Fringe Fail

We saw, probably, the worst show we’ve ever seen at the Fringe. Ever. Including any future shows we might see in however many years we continue to come here.

I won’t name the show or the performer because I think it’s only fair that other people think it will be an uplifting tale of funny anecdotes and the like only to discover it’s basically an hour of self-indulgence on behalf of the performer from which the take home is if you don’t get your own entitled way then chuck a tantrum until you do.

The audience for the show was small. And silent. So very silent. Laughter was not forthcoming.
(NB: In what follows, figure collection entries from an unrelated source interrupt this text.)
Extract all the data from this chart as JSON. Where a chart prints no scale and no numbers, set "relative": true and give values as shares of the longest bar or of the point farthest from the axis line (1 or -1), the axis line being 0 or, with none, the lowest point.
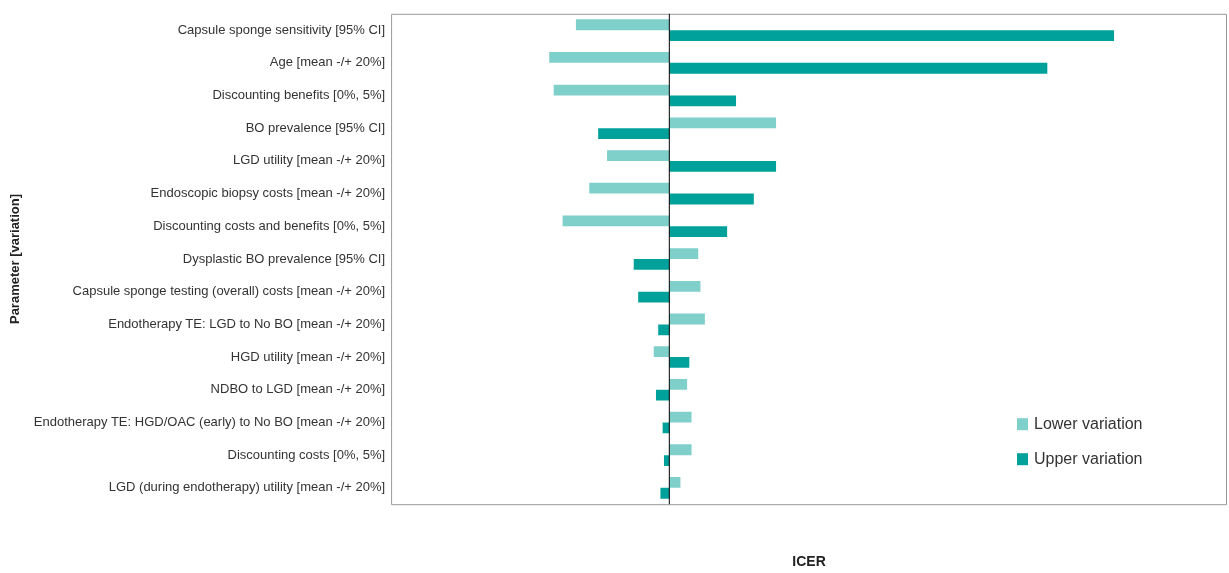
{
  "chart_data": {
    "type": "bar",
    "orientation": "horizontal",
    "relative": true,
    "xlabel": "ICER",
    "ylabel": "Parameter [variation]",
    "categories": [
      "Capsule sponge sensitivity [95% CI]",
      "Age [mean -/+ 20%]",
      "Discounting benefits [0%, 5%]",
      "BO prevalence [95% CI]",
      "LGD utility [mean -/+ 20%]",
      "Endoscopic biopsy costs [mean -/+ 20%]",
      "Discounting costs and benefits [0%, 5%]",
      "Dysplastic BO prevalence [95% CI]",
      "Capsule sponge testing (overall) costs [mean -/+ 20%]",
      "Endotherapy TE: LGD to No BO [mean -/+ 20%]",
      "HGD utility [mean -/+ 20%]",
      "NDBO to LGD [mean -/+ 20%]",
      "Endotherapy TE: HGD/OAC (early) to No BO [mean -/+ 20%]",
      "Discounting costs [0%, 5%]",
      "LGD (during endotherapy) utility [mean -/+ 20%]"
    ],
    "series": [
      {
        "name": "Lower variation",
        "color": "#7fcfca",
        "values": [
          -0.21,
          -0.27,
          -0.26,
          0.24,
          -0.14,
          -0.18,
          -0.24,
          0.065,
          0.07,
          0.08,
          -0.035,
          0.04,
          0.05,
          0.05,
          0.025
        ]
      },
      {
        "name": "Upper variation",
        "color": "#00a19a",
        "values": [
          1,
          0.85,
          0.15,
          -0.16,
          0.24,
          0.19,
          0.13,
          -0.08,
          -0.07,
          -0.025,
          0.045,
          -0.03,
          -0.015,
          -0.012,
          -0.02
        ]
      }
    ],
    "legend": "bottom right",
    "tick_labels": "y",
    "grid": false
  }
}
In fact the audience was so quiet that at a section which concerned role play and audience participation (via the medium of a very reluctant man with a beard) Carole, quietly and under her breath went “Oh for fuck’s sake…”
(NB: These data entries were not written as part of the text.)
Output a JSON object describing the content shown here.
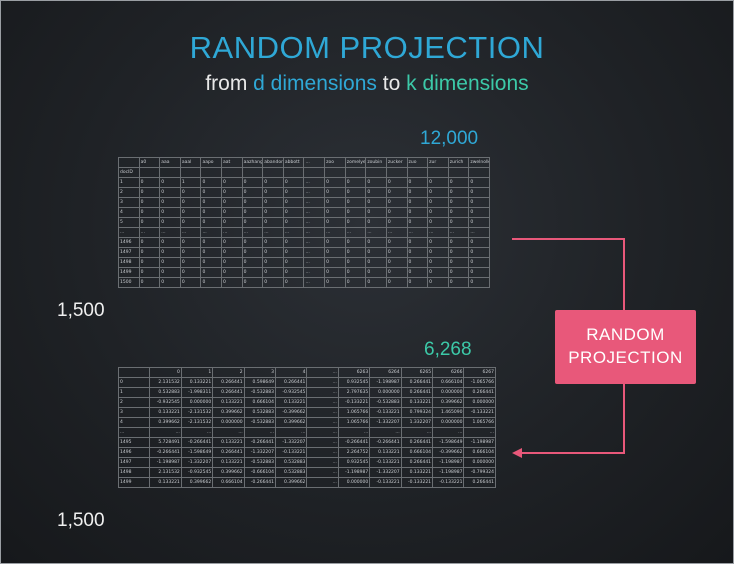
{
  "title": "RANDOM PROJECTION",
  "subtitle": {
    "from": "from",
    "d": "d dimensions",
    "to": "to",
    "k": "k dimensions"
  },
  "top_table": {
    "col_count_label": "12,000",
    "row_count_label": "1,500",
    "headers": [
      "",
      "a0",
      "aaa",
      "aaal",
      "aapo",
      "aat",
      "aazhang",
      "abandonment",
      "abbott",
      "...",
      "zoo",
      "zomelyer",
      "zoubin",
      "zucker",
      "zuo",
      "zur",
      "zurich",
      "zwelnolk"
    ],
    "index_header": "docID",
    "rows": [
      [
        "1",
        "0",
        "0",
        "1",
        "0",
        "0",
        "0",
        "0",
        "0",
        "...",
        "0",
        "0",
        "0",
        "0",
        "0",
        "0",
        "0",
        "0"
      ],
      [
        "2",
        "0",
        "0",
        "0",
        "0",
        "0",
        "0",
        "0",
        "0",
        "...",
        "0",
        "0",
        "0",
        "0",
        "0",
        "0",
        "0",
        "0"
      ],
      [
        "3",
        "0",
        "0",
        "0",
        "0",
        "0",
        "0",
        "0",
        "0",
        "...",
        "0",
        "0",
        "0",
        "0",
        "0",
        "0",
        "0",
        "0"
      ],
      [
        "4",
        "0",
        "0",
        "0",
        "0",
        "0",
        "0",
        "0",
        "0",
        "...",
        "0",
        "0",
        "0",
        "0",
        "0",
        "0",
        "0",
        "0"
      ],
      [
        "5",
        "0",
        "0",
        "0",
        "0",
        "0",
        "0",
        "0",
        "0",
        "...",
        "0",
        "0",
        "0",
        "0",
        "0",
        "0",
        "0",
        "0"
      ],
      [
        "...",
        "...",
        "...",
        "...",
        "...",
        "...",
        "...",
        "...",
        "...",
        "...",
        "...",
        "...",
        "...",
        "...",
        "...",
        "...",
        "...",
        "..."
      ],
      [
        "1496",
        "0",
        "0",
        "0",
        "0",
        "0",
        "0",
        "0",
        "0",
        "...",
        "0",
        "0",
        "0",
        "0",
        "0",
        "0",
        "0",
        "0"
      ],
      [
        "1497",
        "0",
        "0",
        "0",
        "0",
        "0",
        "0",
        "0",
        "0",
        "...",
        "0",
        "0",
        "0",
        "0",
        "0",
        "0",
        "0",
        "0"
      ],
      [
        "1498",
        "0",
        "0",
        "0",
        "0",
        "0",
        "0",
        "0",
        "0",
        "...",
        "0",
        "0",
        "0",
        "0",
        "0",
        "0",
        "0",
        "0"
      ],
      [
        "1499",
        "0",
        "0",
        "0",
        "0",
        "0",
        "0",
        "0",
        "0",
        "...",
        "0",
        "0",
        "0",
        "0",
        "0",
        "0",
        "0",
        "0"
      ],
      [
        "1500",
        "0",
        "0",
        "0",
        "0",
        "0",
        "0",
        "0",
        "0",
        "...",
        "0",
        "0",
        "0",
        "0",
        "0",
        "0",
        "0",
        "0"
      ]
    ]
  },
  "bottom_table": {
    "col_count_label": "6,268",
    "row_count_label": "1,500",
    "headers": [
      "",
      "0",
      "1",
      "2",
      "3",
      "4",
      "...",
      "6263",
      "6264",
      "6265",
      "6266",
      "6267"
    ],
    "rows": [
      [
        "0",
        "2.131532",
        "0.133221",
        "0.266441",
        "0.598649",
        "0.266441",
        "...",
        "0.932545",
        "-1.198987",
        "0.266441",
        "0.666104",
        "-1.065766"
      ],
      [
        "1",
        "0.532883",
        "-1.998311",
        "0.266441",
        "-0.532883",
        "-0.932545",
        "...",
        "2.797635",
        "0.000000",
        "0.266441",
        "0.000000",
        "0.266441"
      ],
      [
        "2",
        "-0.932545",
        "0.000000",
        "0.133221",
        "0.666104",
        "0.133221",
        "...",
        "-0.133221",
        "-0.532883",
        "0.133221",
        "0.399662",
        "0.000000"
      ],
      [
        "3",
        "0.133221",
        "-2.131532",
        "0.399662",
        "0.532883",
        "-0.399662",
        "...",
        "1.065766",
        "-0.133221",
        "0.799324",
        "1.465090",
        "-0.133221"
      ],
      [
        "4",
        "0.399662",
        "-2.131532",
        "0.000000",
        "-0.532883",
        "0.399662",
        "...",
        "1.065766",
        "-1.332207",
        "1.332207",
        "0.000000",
        "1.065766"
      ],
      [
        "...",
        "...",
        "...",
        "...",
        "...",
        "...",
        "...",
        "...",
        "...",
        "...",
        "...",
        "..."
      ],
      [
        "1495",
        "5.728491",
        "-0.266441",
        "0.133221",
        "-0.266441",
        "-1.332207",
        "...",
        "-0.266441",
        "-0.266441",
        "0.266441",
        "-1.598649",
        "-1.198987"
      ],
      [
        "1496",
        "-0.266441",
        "-1.598649",
        "0.266441",
        "-1.332207",
        "-0.133221",
        "...",
        "2.264752",
        "0.133221",
        "0.666104",
        "-0.399662",
        "0.666104"
      ],
      [
        "1497",
        "-1.198987",
        "-1.332207",
        "0.133221",
        "-0.532883",
        "0.532883",
        "...",
        "0.932545",
        "-0.133221",
        "0.266441",
        "-1.198987",
        "0.000000"
      ],
      [
        "1498",
        "2.131532",
        "-0.932545",
        "0.399662",
        "-0.666104",
        "0.532883",
        "...",
        "-1.198987",
        "-1.332207",
        "0.133221",
        "-1.198987",
        "-0.799324"
      ],
      [
        "1499",
        "0.133221",
        "0.399662",
        "0.666104",
        "-0.266441",
        "0.399662",
        "...",
        "0.000000",
        "-0.133221",
        "-0.133221",
        "-0.133221",
        "0.266441"
      ]
    ]
  },
  "transform_box": {
    "line1": "RANDOM",
    "line2": "PROJECTION"
  },
  "colors": {
    "title": "#2fa8d6",
    "k": "#3cc9a8",
    "accent": "#e8587a",
    "background": "#1f2226"
  }
}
The only thing about quiet under-breath speaking is that when the room is quieter than a library with a morgue built inside it words like “oh for fuck’s sake” can be heard further than possibly intended…

Carole also apologised twice during the show for picking it. Although we are both to blame because you should always, especially when you’re pre-booking, YouTube the heck out of people you haven’t seen before and then go from there. We’ve done it before, and generally not put a foot wrong.

Maybe we got a bit cocky that all our previous random choices have been good and we let our guard down…

… perhaps if we throw a huge tantrum everything will be okay.